Freezer burn might sound like a minor inconvenience reserved for ruining your late-night ice cream plans, but ice crystals have far more dangerous consequences at a microscopic level, wreaking havoc on cells and biologics during transport. Steering clear of toxic solutions like ethylene glycol, chemists from the University of Utah have looked to nature, particularly the fish that swim the frigid polar seas, devising an innovative, synthetic mimic of fish blood proteins to stop ice in its tracks.
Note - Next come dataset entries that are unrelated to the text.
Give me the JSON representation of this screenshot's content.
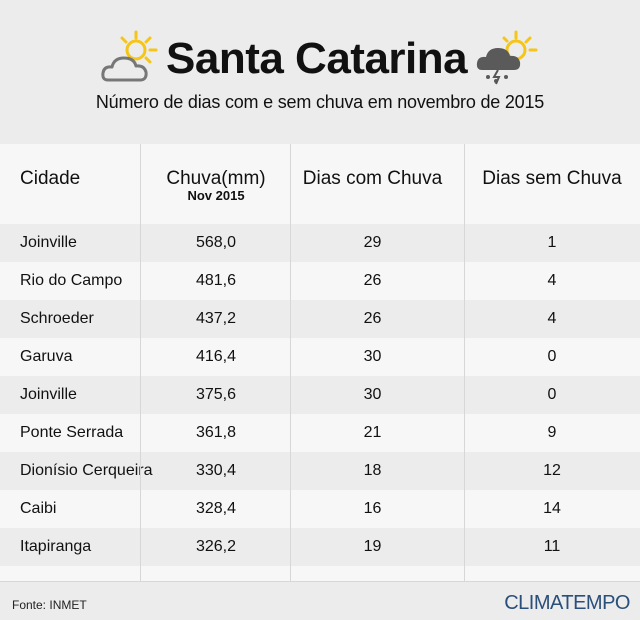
{
  "header": {
    "title": "Santa Catarina",
    "subtitle": "Número de dias com e sem chuva em novembro de 2015",
    "icons": [
      "partly-cloudy-icon",
      "storm-cloud-icon"
    ]
  },
  "chart_data": {
    "type": "table",
    "columns": [
      {
        "label": "Cidade",
        "sub": ""
      },
      {
        "label": "Chuva(mm)",
        "sub": "Nov 2015"
      },
      {
        "label": "Dias com Chuva",
        "sub": ""
      },
      {
        "label": "Dias sem Chuva",
        "sub": ""
      }
    ],
    "rows": [
      {
        "city": "Joinville",
        "rain_mm": "568,0",
        "rain_days": "29",
        "dry_days": "1"
      },
      {
        "city": "Rio do Campo",
        "rain_mm": "481,6",
        "rain_days": "26",
        "dry_days": "4"
      },
      {
        "city": "Schroeder",
        "rain_mm": "437,2",
        "rain_days": "26",
        "dry_days": "4"
      },
      {
        "city": "Garuva",
        "rain_mm": "416,4",
        "rain_days": "30",
        "dry_days": "0"
      },
      {
        "city": "Joinville",
        "rain_mm": "375,6",
        "rain_days": "30",
        "dry_days": "0"
      },
      {
        "city": "Ponte Serrada",
        "rain_mm": "361,8",
        "rain_days": "21",
        "dry_days": "9"
      },
      {
        "city": "Dionísio Cerqueira",
        "rain_mm": "330,4",
        "rain_days": "18",
        "dry_days": "12"
      },
      {
        "city": "Caibi",
        "rain_mm": "328,4",
        "rain_days": "16",
        "dry_days": "14"
      },
      {
        "city": "Itapiranga",
        "rain_mm": "326,2",
        "rain_days": "19",
        "dry_days": "11"
      }
    ]
  },
  "footer": {
    "source": "Fonte: INMET",
    "brand": "CLIMATEMPO"
  },
  "colors": {
    "background": "#ececec",
    "row_light": "#f7f7f7",
    "sun": "#f5c518",
    "brand": "#2a4f7a"
  }
}
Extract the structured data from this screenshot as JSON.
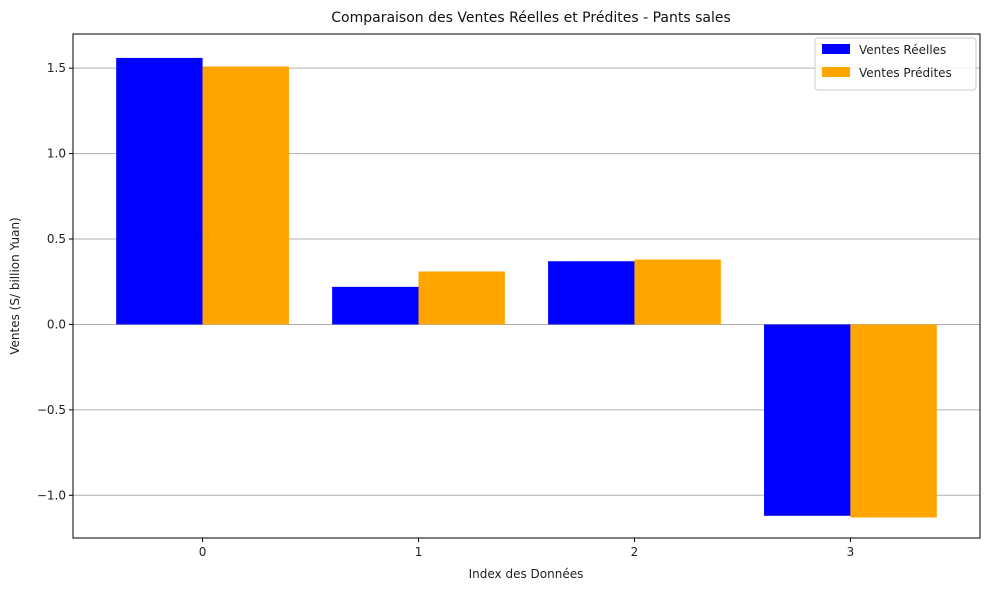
{
  "chart_data": {
    "type": "bar",
    "title": "Comparaison des Ventes Réelles et Prédites - Pants sales",
    "xlabel": "Index des Données",
    "ylabel": "Ventes (S/ billion Yuan)",
    "categories": [
      "0",
      "1",
      "2",
      "3"
    ],
    "series": [
      {
        "name": "Ventes Réelles",
        "color": "#0000ff",
        "values": [
          1.56,
          0.22,
          0.37,
          -1.12
        ]
      },
      {
        "name": "Ventes Prédites",
        "color": "#ffa500",
        "values": [
          1.51,
          0.31,
          0.38,
          -1.13
        ]
      }
    ],
    "ylim": [
      -1.25,
      1.7
    ],
    "yticks": [
      -1.0,
      -0.5,
      0.0,
      0.5,
      1.0,
      1.5
    ],
    "ytick_labels": [
      "−1.0",
      "−0.5",
      "0.0",
      "0.5",
      "1.0",
      "1.5"
    ],
    "grid": "y-major",
    "legend_position": "top-right"
  }
}
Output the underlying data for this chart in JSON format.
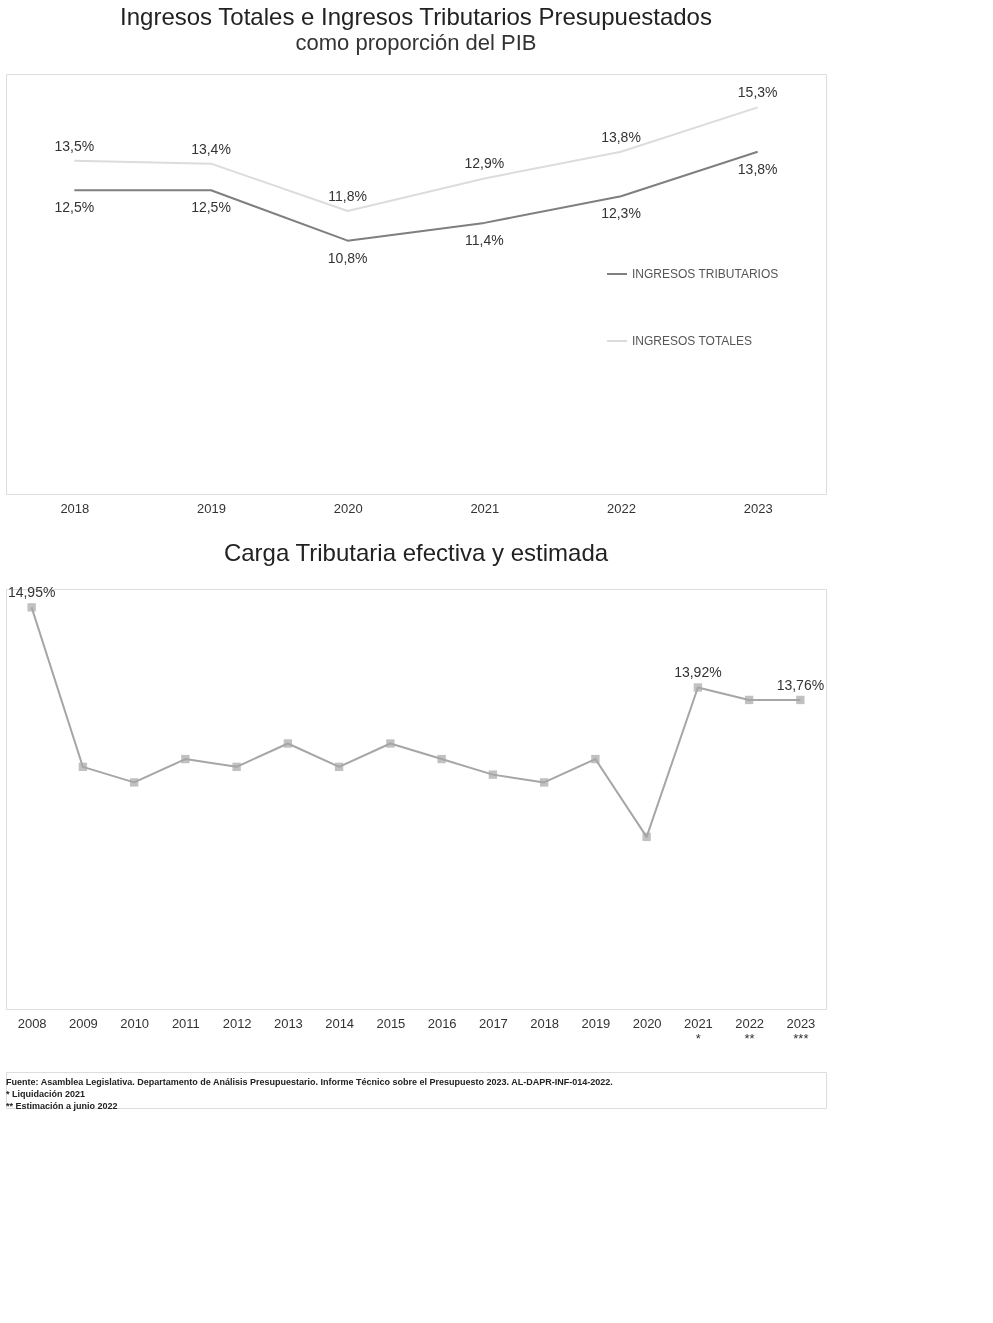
{
  "chart_data": [
    {
      "type": "line",
      "title": "Ingresos Totales e Ingresos Tributarios Presupuestados",
      "subtitle": "como proporción del PIB",
      "categories": [
        "2018",
        "2019",
        "2020",
        "2021",
        "2022",
        "2023"
      ],
      "series": [
        {
          "name": "INGRESOS TRIBUTARIOS",
          "color": "#7f7f7f",
          "values": [
            12.5,
            12.5,
            10.8,
            11.4,
            12.3,
            13.8
          ],
          "value_labels": [
            "12,5%",
            "12,5%",
            "10,8%",
            "11,4%",
            "12,3%",
            "13,8%"
          ]
        },
        {
          "name": "INGRESOS TOTALES",
          "color": "#dcdcdc",
          "values": [
            13.5,
            13.4,
            11.8,
            12.9,
            13.8,
            15.3
          ],
          "value_labels": [
            "13,5%",
            "13,4%",
            "11,8%",
            "12,9%",
            "13,8%",
            "15,3%"
          ]
        }
      ],
      "legend": "bottom right",
      "grid": false,
      "tick_labels": "x",
      "marker": "none",
      "line_style": "solid"
    },
    {
      "type": "line",
      "title": "Carga Tributaria efectiva y estimada",
      "categories": [
        "2008",
        "2009",
        "2010",
        "2011",
        "2012",
        "2013",
        "2014",
        "2015",
        "2016",
        "2017",
        "2018",
        "2019",
        "2020",
        "2021\n*",
        "2022\n**",
        "2023\n***"
      ],
      "series": [
        {
          "color": "#a6a6a6",
          "values": [
            14.95,
            12.9,
            12.7,
            13.0,
            12.9,
            13.2,
            12.9,
            13.2,
            13.0,
            12.8,
            12.7,
            13.0,
            12.0,
            13.92,
            13.76,
            13.76
          ],
          "value_labels": [
            "14,95%",
            null,
            null,
            null,
            null,
            null,
            null,
            null,
            null,
            null,
            null,
            null,
            null,
            "13,92%",
            null,
            "13,76%"
          ]
        }
      ],
      "legend": false,
      "grid": false,
      "tick_labels": "x",
      "marker": "square",
      "line_style": "solid",
      "annotations": [
        "Fuente: Asamblea Legislativa. Departamento de Análisis Presupuestario. Informe Técnico sobre el Presupuesto 2023. AL-DAPR-INF-014-2022.",
        "* Liquidación 2021",
        "** Estimación a junio 2022"
      ]
    }
  ]
}
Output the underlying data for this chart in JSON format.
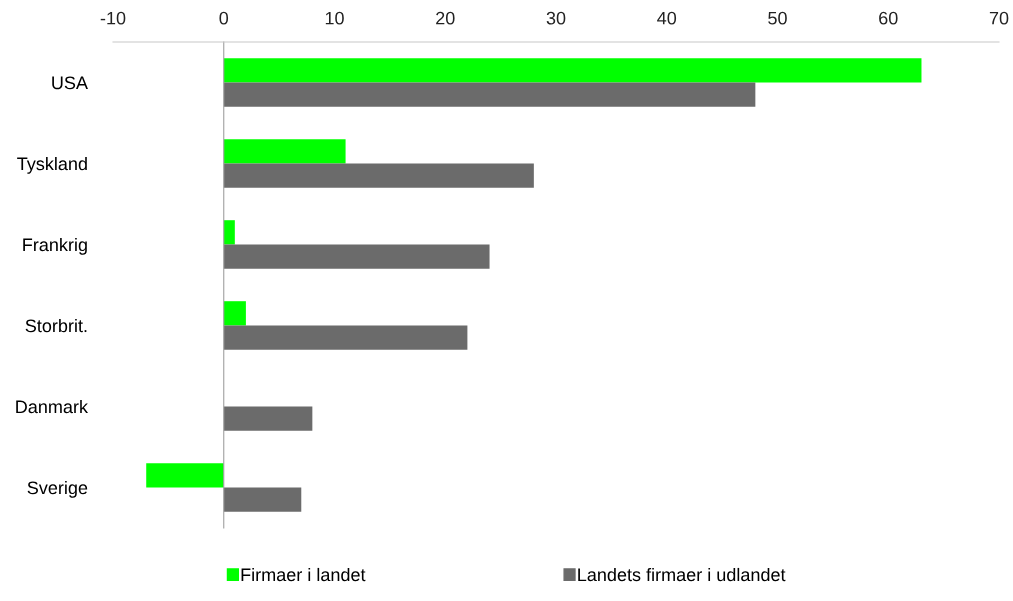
{
  "chart_data": {
    "type": "bar",
    "orientation": "horizontal",
    "categories": [
      "USA",
      "Tyskland",
      "Frankrig",
      "Storbrit.",
      "Danmark",
      "Sverige"
    ],
    "series": [
      {
        "name": "Firmaer i landet",
        "color": "#00ff00",
        "values": [
          63,
          11,
          1,
          2,
          0,
          -7
        ]
      },
      {
        "name": "Landets firmaer i udlandet",
        "color": "#6b6b6b",
        "values": [
          48,
          28,
          24,
          22,
          8,
          7
        ]
      }
    ],
    "xlim": [
      -10,
      70
    ],
    "xticks": [
      -10,
      0,
      10,
      20,
      30,
      40,
      50,
      60,
      70
    ],
    "legend": "bottom"
  }
}
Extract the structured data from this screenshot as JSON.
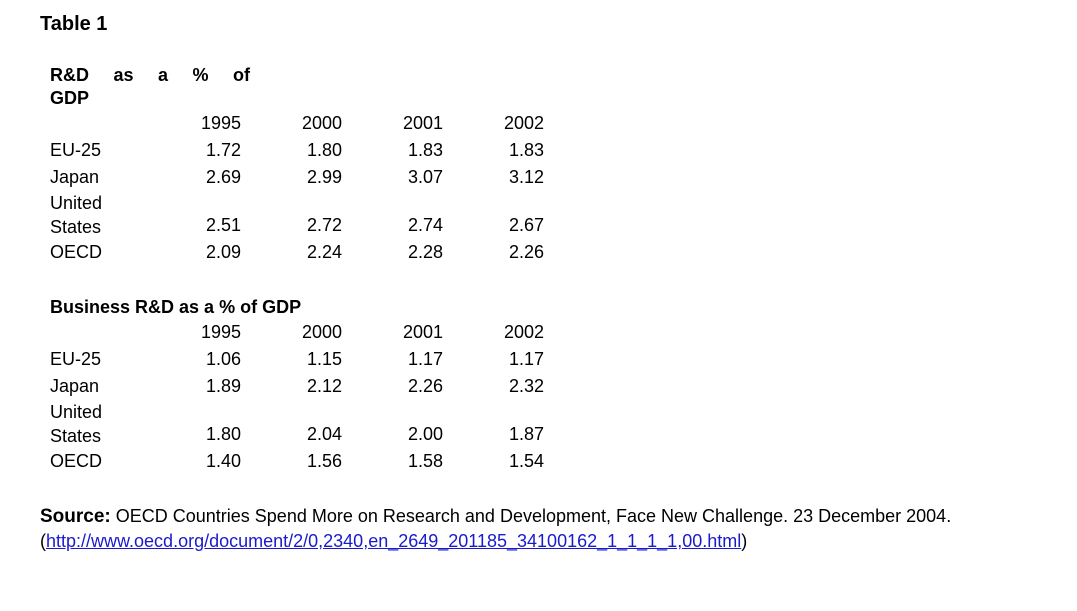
{
  "document": {
    "title": "Table 1"
  },
  "tables": [
    {
      "title_line1": "R&D as a % of",
      "title_line2": "GDP",
      "years": [
        "1995",
        "2000",
        "2001",
        "2002"
      ],
      "rows": [
        {
          "label_line1": "EU-25",
          "label_line2": "",
          "values": [
            "1.72",
            "1.80",
            "1.83",
            "1.83"
          ]
        },
        {
          "label_line1": "Japan",
          "label_line2": "",
          "values": [
            "2.69",
            "2.99",
            "3.07",
            "3.12"
          ]
        },
        {
          "label_line1": "United",
          "label_line2": "States",
          "values": [
            "2.51",
            "2.72",
            "2.74",
            "2.67"
          ]
        },
        {
          "label_line1": "OECD",
          "label_line2": "",
          "values": [
            "2.09",
            "2.24",
            "2.28",
            "2.26"
          ]
        }
      ]
    },
    {
      "title_line1": "Business R&D as a % of GDP",
      "title_line2": "",
      "years": [
        "1995",
        "2000",
        "2001",
        "2002"
      ],
      "rows": [
        {
          "label_line1": "EU-25",
          "label_line2": "",
          "values": [
            "1.06",
            "1.15",
            "1.17",
            "1.17"
          ]
        },
        {
          "label_line1": "Japan",
          "label_line2": "",
          "values": [
            "1.89",
            "2.12",
            "2.26",
            "2.32"
          ]
        },
        {
          "label_line1": "United",
          "label_line2": "States",
          "values": [
            "1.80",
            "2.04",
            "2.00",
            "1.87"
          ]
        },
        {
          "label_line1": "OECD",
          "label_line2": "",
          "values": [
            "1.40",
            "1.56",
            "1.58",
            "1.54"
          ]
        }
      ]
    }
  ],
  "source": {
    "label": "Source:",
    "text": " OECD Countries Spend More on Research and Development, Face New Challenge. 23 December 2004.",
    "open_paren": "(",
    "link_text": "http://www.oecd.org/document/2/0,2340,en_2649_201185_34100162_1_1_1_1,00.html",
    "close_paren": ")"
  }
}
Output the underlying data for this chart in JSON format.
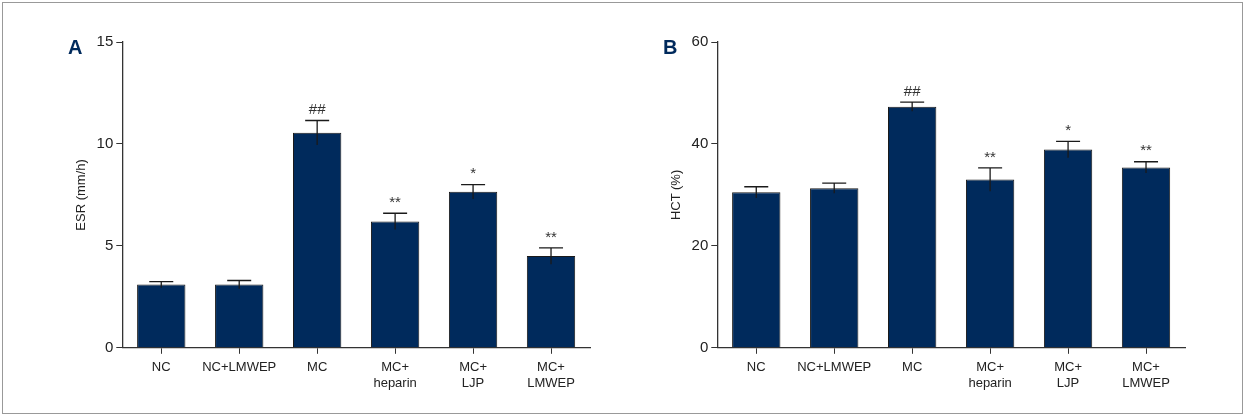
{
  "chart_data": [
    {
      "type": "bar",
      "title": "A",
      "ylabel": "ESR (mm/h)",
      "categories": [
        "NC",
        "NC+LMWEP",
        "MC",
        "MC+ heparin",
        "MC+ LJP",
        "MC+ LMWEP"
      ],
      "values": [
        3.1,
        3.1,
        10.55,
        6.2,
        7.65,
        4.5
      ],
      "errors": [
        0.15,
        0.2,
        0.6,
        0.4,
        0.35,
        0.4
      ],
      "color": "#002a5c",
      "ylim": [
        0,
        15
      ],
      "yticks": [
        0,
        5,
        10,
        15
      ],
      "grid": false,
      "legend": false,
      "annotations": [
        {
          "text": "##",
          "x": "MC",
          "y": 11.15
        },
        {
          "text": "**",
          "x": "MC+ heparin",
          "y": 6.6
        },
        {
          "text": "*",
          "x": "MC+ LJP",
          "y": 8.0
        },
        {
          "text": "**",
          "x": "MC+ LMWEP",
          "y": 4.9
        }
      ]
    },
    {
      "type": "bar",
      "title": "B",
      "ylabel": "HCT (%)",
      "categories": [
        "NC",
        "NC+LMWEP",
        "MC",
        "MC+ heparin",
        "MC+ LJP",
        "MC+ LMWEP"
      ],
      "values": [
        30.5,
        31.3,
        47.3,
        33.0,
        38.9,
        35.4
      ],
      "errors": [
        1.1,
        1.0,
        0.9,
        2.3,
        1.6,
        1.1
      ],
      "color": "#002a5c",
      "ylim": [
        0,
        60
      ],
      "yticks": [
        0,
        20,
        40,
        60
      ],
      "grid": false,
      "legend": false,
      "annotations": [
        {
          "text": "##",
          "x": "MC",
          "y": 48.2
        },
        {
          "text": "**",
          "x": "MC+ heparin",
          "y": 35.3
        },
        {
          "text": "*",
          "x": "MC+ LJP",
          "y": 40.5
        },
        {
          "text": "**",
          "x": "MC+ LMWEP",
          "y": 36.5
        }
      ]
    }
  ]
}
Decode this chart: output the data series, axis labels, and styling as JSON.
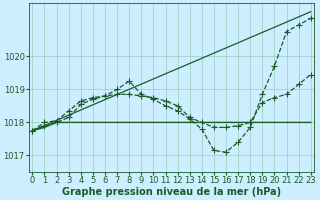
{
  "bg_color": "#cceeff",
  "grid_color": "#99ccbb",
  "line_color": "#1a5c28",
  "xlabel": "Graphe pression niveau de la mer (hPa)",
  "xlabel_fontsize": 7,
  "tick_fontsize": 6,
  "ytick_labels": [
    1017,
    1018,
    1019,
    1020
  ],
  "ylim": [
    1016.5,
    1021.6
  ],
  "xlim": [
    -0.3,
    23.3
  ],
  "xticks": [
    0,
    1,
    2,
    3,
    4,
    5,
    6,
    7,
    8,
    9,
    10,
    11,
    12,
    13,
    14,
    15,
    16,
    17,
    18,
    19,
    20,
    21,
    22,
    23
  ],
  "series": [
    {
      "x": [
        0,
        1,
        2,
        3,
        4,
        5,
        6,
        7,
        8,
        9,
        10,
        11,
        12,
        13,
        14,
        15,
        16,
        17,
        18,
        19,
        20,
        21,
        22,
        23
      ],
      "y": [
        1017.75,
        1017.85,
        1018.0,
        1018.0,
        1018.0,
        1018.0,
        1018.0,
        1018.0,
        1018.0,
        1018.0,
        1018.0,
        1018.0,
        1018.0,
        1018.0,
        1018.0,
        1018.0,
        1018.0,
        1018.0,
        1018.0,
        1018.0,
        1018.0,
        1018.0,
        1018.0,
        1018.0
      ],
      "marker": null,
      "linestyle": "-",
      "linewidth": 1.0
    },
    {
      "x": [
        0,
        1,
        2,
        3,
        4,
        5,
        6,
        7,
        8,
        9,
        10,
        11,
        12,
        13,
        14,
        15,
        16,
        17,
        18,
        19,
        20,
        21,
        22,
        23
      ],
      "y": [
        1017.75,
        1017.9,
        1018.0,
        1018.15,
        1018.55,
        1018.7,
        1018.8,
        1019.0,
        1019.25,
        1018.85,
        1018.7,
        1018.5,
        1018.35,
        1018.1,
        1017.8,
        1017.15,
        1017.1,
        1017.4,
        1017.85,
        1018.85,
        1019.7,
        1020.75,
        1020.95,
        1021.15
      ],
      "marker": "+",
      "markersize": 4.5,
      "linestyle": "--",
      "linewidth": 0.9
    },
    {
      "x": [
        0,
        1,
        2,
        3,
        4,
        5,
        6,
        7,
        8,
        9,
        10,
        11,
        12,
        13,
        14,
        15,
        16,
        17,
        18,
        19,
        20,
        21,
        22,
        23
      ],
      "y": [
        1017.75,
        1018.0,
        1018.05,
        1018.35,
        1018.65,
        1018.75,
        1018.8,
        1018.85,
        1018.85,
        1018.8,
        1018.75,
        1018.65,
        1018.5,
        1018.15,
        1018.0,
        1017.85,
        1017.85,
        1017.9,
        1018.0,
        1018.6,
        1018.75,
        1018.85,
        1019.15,
        1019.45
      ],
      "marker": "+",
      "markersize": 4.5,
      "linestyle": "--",
      "linewidth": 0.9
    },
    {
      "x": [
        0,
        23
      ],
      "y": [
        1017.75,
        1021.35
      ],
      "marker": null,
      "linestyle": "-",
      "linewidth": 0.9
    }
  ]
}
The breakthrough here is that these antifreeze-like proteins can be manufactured at scale thanks to the team simplifying the complex protein structures just to the elements needed for freeze prevention, which in turn dramatically reduces production costs, yet their research brings us synthetic polypeptides powerful enough to stop ice crystal formation, cold pun intended. Research, published in Advanced Materials, saw these proteins successfully prevent the formation of ice in ice cream kept at minus 4 degrees Fahrenheit and safeguard the anti-cancer drug Trastuzumab at temperatures diving to minus 323 degrees F.
Associate Professor Jessica Kramer and graduate student Thomas McParlton took the lead on the study, which was backed by the National Science Foundation, by pinpointing the physical and chemical characteristics of natural antifreeze proteins that give them their ice-inhibiting abilities. "Ultimately, we simplified the structure to only the parts we thought were required for antifreeze activity, which makes production less complicated and expensive," Kramer told AtTheU.